Question

A nationwide sample of influential Republicans and Democrats was asked as a part of a comprehensive survey whether they favored lowering environmental standards so that high-sulfur coal could be burned in coal-fired power plants. The results were: At the .02 level of significance, can we conclude that there is a larger proportion of Democrats in favor of lowering the standards? Determine the p-value.

Answer 1

Answer:

We conclude that there is an equal or larger proportion of Republicans in favor of lowering the standards.

Step-by-step explanation:

The complete question is: A nationwide sample of influential Republicans and Democrats was asked as a part of a comprehensive survey whether they favored lowering environmental standards so that high-sulfur coal could be burned in coal-fired power plants. The results were:

Number sampled: 1,000 (republican) , 800 (democrats)

Number in favor: 200 (republican) , 168 (democrats)

At the 0.02 level of significance, can we conclude that there is a larger proportion of Democrats in favor of lowering the standards? Determine the p-value.

Let $p_1$ = proportion of Republicans in favor of lowering the standards.

$p_2$ = proportion of Democrats in favor of lowering the standards.

SO, Null Hypothesis, $H_0$ : $p_1 \geq p_2$     {means that there is an equal or larger proportion of Republicans in favor of lowering the standards}

Alternate Hypothesis, $H_A$ : $p_1 < p_2$     {means that there is a larger proportion of Democrats in favor of lowering the standards}

The test statistics that would be used here Two-sample z-test for proportions;

                         T.S. =  $\frac{(\hat p_1-\hat p_2)-(p_1-p_2)}{\sqrt{\frac{\hat p_1(1-\hat p_1)}{n_1}+\frac{\hat p_2(1-\hat p_2)}{n_2} } }$  ~ N(0,1)

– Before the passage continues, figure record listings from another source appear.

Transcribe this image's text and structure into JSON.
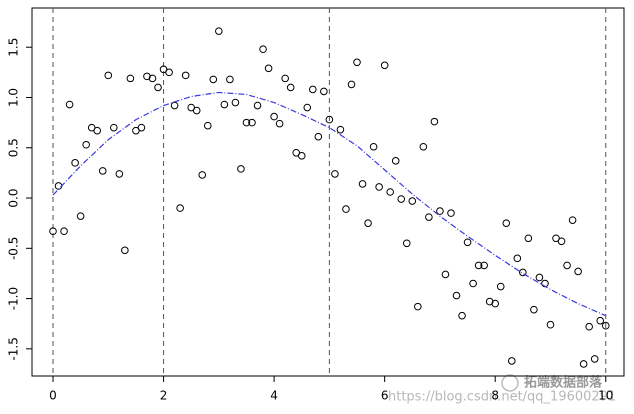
{
  "chart_data": {
    "type": "scatter",
    "xlim": [
      -0.38,
      10.33
    ],
    "ylim": [
      -1.77,
      1.89
    ],
    "xticks": [
      0,
      2,
      4,
      6,
      8,
      10
    ],
    "yticks": [
      -1.5,
      {
        "value": -1.0,
        "label": "-1.0"
      },
      -0.5,
      {
        "value": 0.0,
        "label": "0.0"
      },
      0.5,
      {
        "value": 1.0,
        "label": "1.0"
      },
      1.5
    ],
    "vlines": [
      0,
      2,
      5,
      10
    ],
    "series": [
      {
        "type": "scatter",
        "color": "#000000",
        "x": [
          0,
          0.1,
          0.2,
          0.3,
          0.4,
          0.5,
          0.6,
          0.7,
          0.8,
          0.9,
          1,
          1.1,
          1.2,
          1.3,
          1.4,
          1.5,
          1.6,
          1.7,
          1.8,
          1.9,
          2,
          2.1,
          2.2,
          2.3,
          2.4,
          2.5,
          2.6,
          2.7,
          2.8,
          2.9,
          3,
          3.1,
          3.2,
          3.3,
          3.4,
          3.5,
          3.6,
          3.7,
          3.8,
          3.9,
          4,
          4.1,
          4.2,
          4.3,
          4.4,
          4.5,
          4.6,
          4.7,
          4.8,
          4.9,
          5,
          5.1,
          5.2,
          5.3,
          5.4,
          5.5,
          5.6,
          5.7,
          5.8,
          5.9,
          6,
          6.1,
          6.2,
          6.3,
          6.4,
          6.5,
          6.6,
          6.7,
          6.8,
          6.9,
          7,
          7.1,
          7.2,
          7.3,
          7.4,
          7.5,
          7.6,
          7.7,
          7.8,
          7.9,
          8,
          8.1,
          8.2,
          8.3,
          8.4,
          8.5,
          8.6,
          8.7,
          8.8,
          8.9,
          9,
          9.1,
          9.2,
          9.3,
          9.4,
          9.5,
          9.6,
          9.7,
          9.8,
          9.9,
          10
        ],
        "values": [
          -0.33,
          0.12,
          -0.33,
          0.93,
          0.35,
          -0.18,
          0.53,
          0.7,
          0.67,
          0.27,
          1.22,
          0.7,
          0.24,
          -0.52,
          1.19,
          0.67,
          0.7,
          1.21,
          1.19,
          1.1,
          1.28,
          1.25,
          0.92,
          -0.1,
          1.22,
          0.9,
          0.87,
          0.23,
          0.72,
          1.18,
          1.66,
          0.93,
          1.18,
          0.95,
          0.29,
          0.75,
          0.75,
          0.92,
          1.48,
          1.29,
          0.81,
          0.74,
          1.19,
          1.1,
          0.45,
          0.42,
          0.9,
          1.08,
          0.61,
          1.06,
          0.78,
          0.24,
          0.68,
          -0.11,
          1.13,
          1.35,
          0.14,
          -0.25,
          0.51,
          0.11,
          1.32,
          0.06,
          0.37,
          -0.01,
          -0.45,
          -0.03,
          -1.08,
          0.51,
          -0.19,
          0.76,
          -0.13,
          -0.76,
          -0.15,
          -0.97,
          -1.17,
          -0.44,
          -0.85,
          -0.67,
          -0.67,
          -1.03,
          -1.05,
          -0.88,
          -0.25,
          -1.62,
          -0.6,
          -0.74,
          -0.4,
          -1.11,
          -0.79,
          -0.85,
          -1.26,
          -0.4,
          -0.43,
          -0.67,
          -0.22,
          -0.73,
          -1.65,
          -1.28,
          -1.6,
          -1.22,
          -1.27
        ]
      },
      {
        "type": "line",
        "color": "#3a3ae0",
        "x": [
          0,
          0.5,
          1,
          1.5,
          2,
          2.5,
          3,
          3.5,
          4,
          4.5,
          5,
          5.5,
          6,
          6.5,
          7,
          7.5,
          8,
          8.5,
          9,
          9.5,
          10
        ],
        "values": [
          0.03,
          0.32,
          0.58,
          0.78,
          0.92,
          1.01,
          1.05,
          1.03,
          0.95,
          0.83,
          0.7,
          0.52,
          0.28,
          0.04,
          -0.18,
          -0.38,
          -0.57,
          -0.75,
          -0.91,
          -1.05,
          -1.17
        ]
      }
    ],
    "watermark": {
      "url": "https://blog.csdn.net/qq_19600291",
      "brand": "拓端数据部落"
    }
  }
}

where, $\hat p_1$ = sample proportion of Republicans in favor of lowering the standards = $\frac{200}{1000}$ = 0.20

$\hat p_2$ = sample proportion of Democrats in favor of lowering the standards = $\frac{168}{800}$ = 0.21

$n_1$ = sample of Republicans = 1000

$n_2$ = sample of Democrats = 800

So, the test statistics  =  $\frac{(0.20-0.21)-(0)}{\sqrt{\frac{0.20(1-0.20)}{1000}+\frac{0.21(1-0.21)}{800} } }$

                                     =  -0.52

The value of z test statistics is -0.52.

Now, P-value of the test statistics is given by the following formula;

            P-value = P(Z < -0.52) = 1 - P(Z $\leq$ 0.52)

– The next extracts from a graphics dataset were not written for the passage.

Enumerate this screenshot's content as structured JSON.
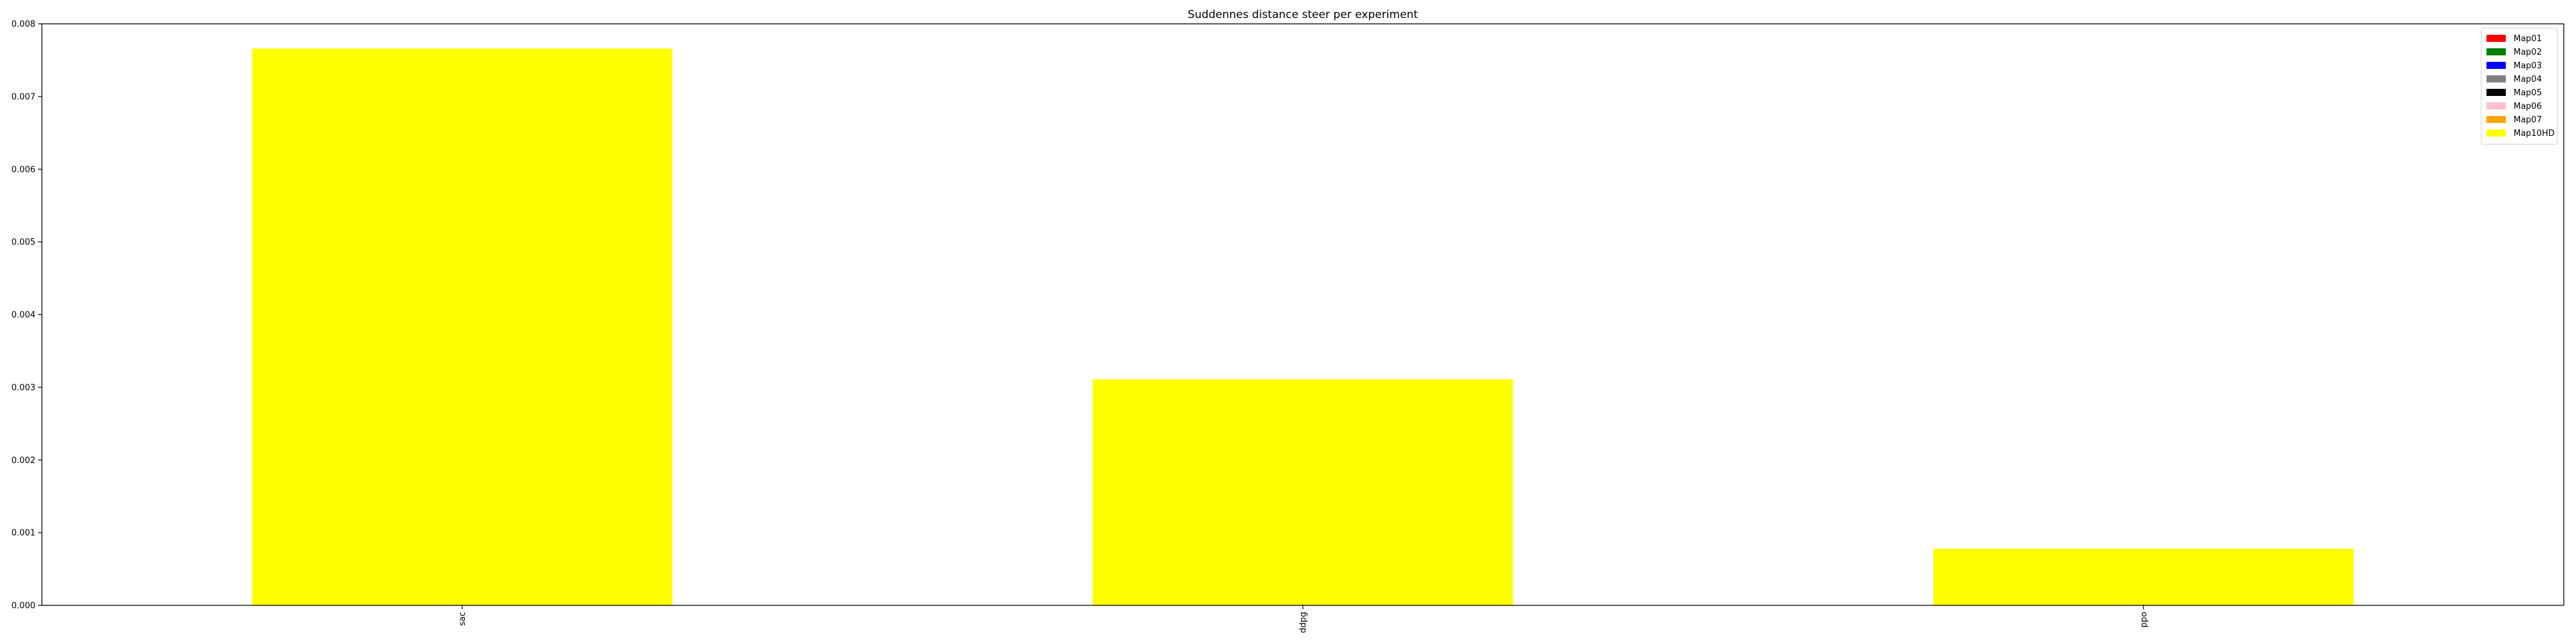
{
  "chart_data": {
    "type": "bar",
    "title": "Suddennes distance steer per experiment",
    "xlabel": "",
    "ylabel": "",
    "categories": [
      "sac",
      "ddpg",
      "ppo"
    ],
    "ylim": [
      0,
      0.008
    ],
    "yticks": [
      0.0,
      0.001,
      0.002,
      0.003,
      0.004,
      0.005,
      0.006,
      0.007,
      0.008
    ],
    "ytick_labels": [
      "0.000",
      "0.001",
      "0.002",
      "0.003",
      "0.004",
      "0.005",
      "0.006",
      "0.007",
      "0.008"
    ],
    "grid": false,
    "legend_position": "top-right",
    "series": [
      {
        "name": "Map01",
        "color": "#ff0000",
        "values": [
          0,
          0,
          0
        ]
      },
      {
        "name": "Map02",
        "color": "#008000",
        "values": [
          0,
          0,
          0
        ]
      },
      {
        "name": "Map03",
        "color": "#0000ff",
        "values": [
          0,
          0,
          0
        ]
      },
      {
        "name": "Map04",
        "color": "#808080",
        "values": [
          0,
          0,
          0
        ]
      },
      {
        "name": "Map05",
        "color": "#000000",
        "values": [
          0,
          0,
          0
        ]
      },
      {
        "name": "Map06",
        "color": "#ffc0cb",
        "values": [
          0,
          0,
          0
        ]
      },
      {
        "name": "Map07",
        "color": "#ffa500",
        "values": [
          0,
          0,
          0
        ]
      },
      {
        "name": "Map10HD",
        "color": "#ffff00",
        "values": [
          0.00766,
          0.00311,
          0.00078
        ]
      }
    ]
  }
}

                          = 1 - 0.6985 = 0.3015

Now, at 0.02 significance level, the z table gives a critical value of -2.054 for left-tailed test.

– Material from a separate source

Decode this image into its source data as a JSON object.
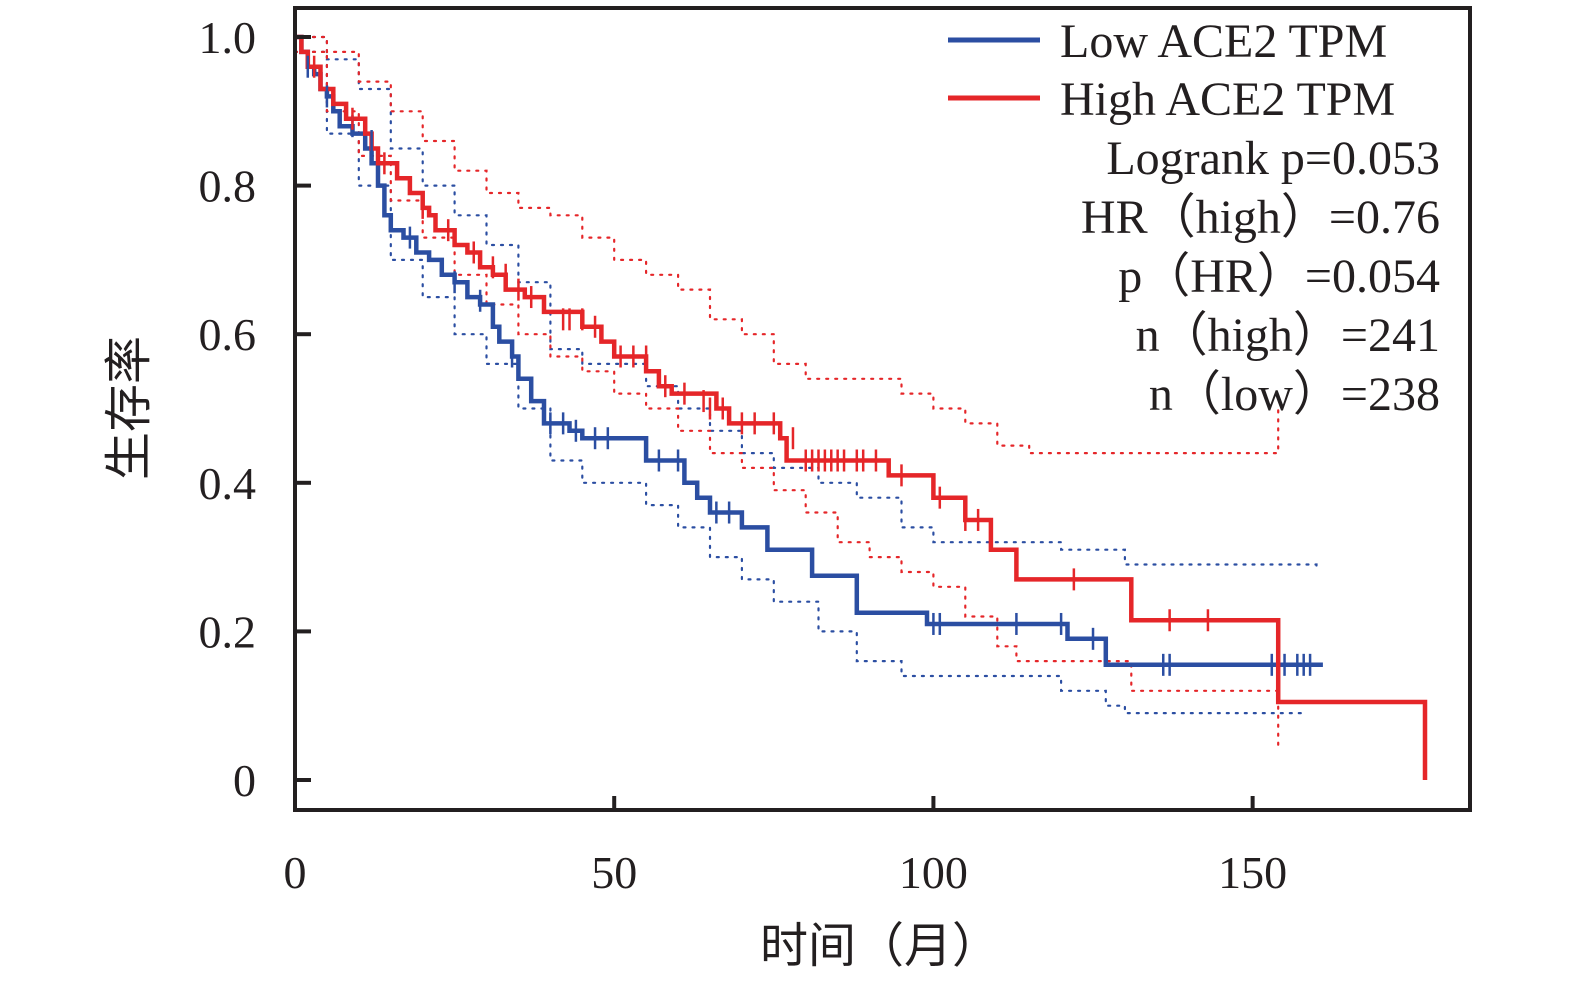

Since our test statistic is more than the critical value of z as -0.52 > -2.054, so we have insufficient evidence to reject our null hypothesis as it will not fall in the rejection region due to which we fail to reject our null hypothesis.

Therefore, we conclude that there is an equal or larger proportion of Republicans in favor of lowering the standards.